Unfortunately, the West just keeps making the same mistakes, over and over. After backing the Arab dictators in the name of stability, we’re now as a result backing the Islamists that have replaced them in the vague hope that the latter will live up to their promises of moderation. There was a chance that in the decade leading up to the so-called Arab Spring, serious and sustained pressure from Washington and Europe could have forced Tunisia and Egypt, for instance, to introduce meaningful reforms. And this might have averted the disaster of Islamist dictatorship we’re now seeing unfold throughout the region.

Washington’s current strategy of backing the Saudi counterrevolution is, sadly, the only option available to the pragmatists. The problem with the pragmatic argument, however, is that history has a habit of making mincemeat of it. The pragmatists backed one vicious South Vietnamese regime after another, but still lost the war and handed the region to China on a platter. The pragmatists backed the shah of Iran and the revolution in that country swept to power Ayatollah Khomeini. The shah fled at first to Egypt. Two years later his host Anwar Al-Sadat–who had given the shah refuge and was Washington’s closest Arab ally after making peace with Israel–was assassinated by radical Islamists.

In the 1980s, the Washington pragmatists armed Osama bin Laden and the Taliban. The pragmatists backed Al-Sadat’s successor, Hosni Mubarak, another willing Western stooge, and Egypt just witnessed an action replay of the Iranian Revolution. Then, to come back to the central point, there is Washington’s eight-decade-long “engagement” with Saudi Arabia, the regional superpower–whence came Bin Laden and fifteen of the nineteen hijackers on September 11.

By backing the Islamist hijacking of the Arab Spring, Washington proves only that it has learned no lessons from the past, and the consequences for the future of the Middle East, not least where pluralism and the fight against extremism are concerned, are dire. Washington should wake up to the fact that “moderate Islamism” is a myth.
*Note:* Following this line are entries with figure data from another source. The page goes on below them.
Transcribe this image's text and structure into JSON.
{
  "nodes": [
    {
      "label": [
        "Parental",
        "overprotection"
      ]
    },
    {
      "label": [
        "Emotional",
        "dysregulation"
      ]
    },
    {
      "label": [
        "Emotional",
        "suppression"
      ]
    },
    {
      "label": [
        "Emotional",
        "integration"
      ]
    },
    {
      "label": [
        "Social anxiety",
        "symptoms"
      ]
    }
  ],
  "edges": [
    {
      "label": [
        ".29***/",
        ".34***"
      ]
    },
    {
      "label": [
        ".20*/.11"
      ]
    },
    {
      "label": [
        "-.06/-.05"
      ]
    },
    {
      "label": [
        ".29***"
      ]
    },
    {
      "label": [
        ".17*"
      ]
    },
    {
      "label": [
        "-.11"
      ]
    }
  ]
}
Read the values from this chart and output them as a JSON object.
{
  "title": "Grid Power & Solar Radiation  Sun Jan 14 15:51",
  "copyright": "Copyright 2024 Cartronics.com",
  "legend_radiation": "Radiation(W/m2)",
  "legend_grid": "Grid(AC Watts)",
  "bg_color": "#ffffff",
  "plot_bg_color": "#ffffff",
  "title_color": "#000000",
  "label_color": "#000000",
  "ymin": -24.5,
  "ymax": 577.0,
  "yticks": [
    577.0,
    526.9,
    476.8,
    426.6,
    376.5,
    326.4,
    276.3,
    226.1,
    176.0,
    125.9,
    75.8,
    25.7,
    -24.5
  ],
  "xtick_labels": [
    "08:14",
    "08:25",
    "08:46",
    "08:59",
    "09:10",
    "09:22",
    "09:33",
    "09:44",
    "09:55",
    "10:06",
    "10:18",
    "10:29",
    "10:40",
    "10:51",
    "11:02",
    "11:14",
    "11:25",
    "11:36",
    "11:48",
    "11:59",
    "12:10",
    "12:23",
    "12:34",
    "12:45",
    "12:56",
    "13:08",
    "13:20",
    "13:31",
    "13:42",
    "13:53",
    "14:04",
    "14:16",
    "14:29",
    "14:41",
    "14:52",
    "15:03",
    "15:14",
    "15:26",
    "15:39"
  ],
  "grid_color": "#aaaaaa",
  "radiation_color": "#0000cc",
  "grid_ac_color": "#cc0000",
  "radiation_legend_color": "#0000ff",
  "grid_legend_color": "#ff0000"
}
Islamism is a political ideology that takes a literal, fundamentalist interpretation of the Quran as a master plan for society: Islamic law, the segregation of the sexes, the subjugation of women, the submission of the masses to clerical authority. You are either an Islamist or you are not, in the same way that you cannot be a little bit pregnant.

As my new book shows, the only fundamental differences that exist between different brands of Islamism, whether Shia or Sunni, is in the speed and strategy with which they hope to achieve their aim of establishing an Islamist theocracy and the actual system of governance used to implement it. While we focus on short-term stability, foolishly putting our faith in so-called moderate Islam, the Islamists are more wisely putting their faith in the long term.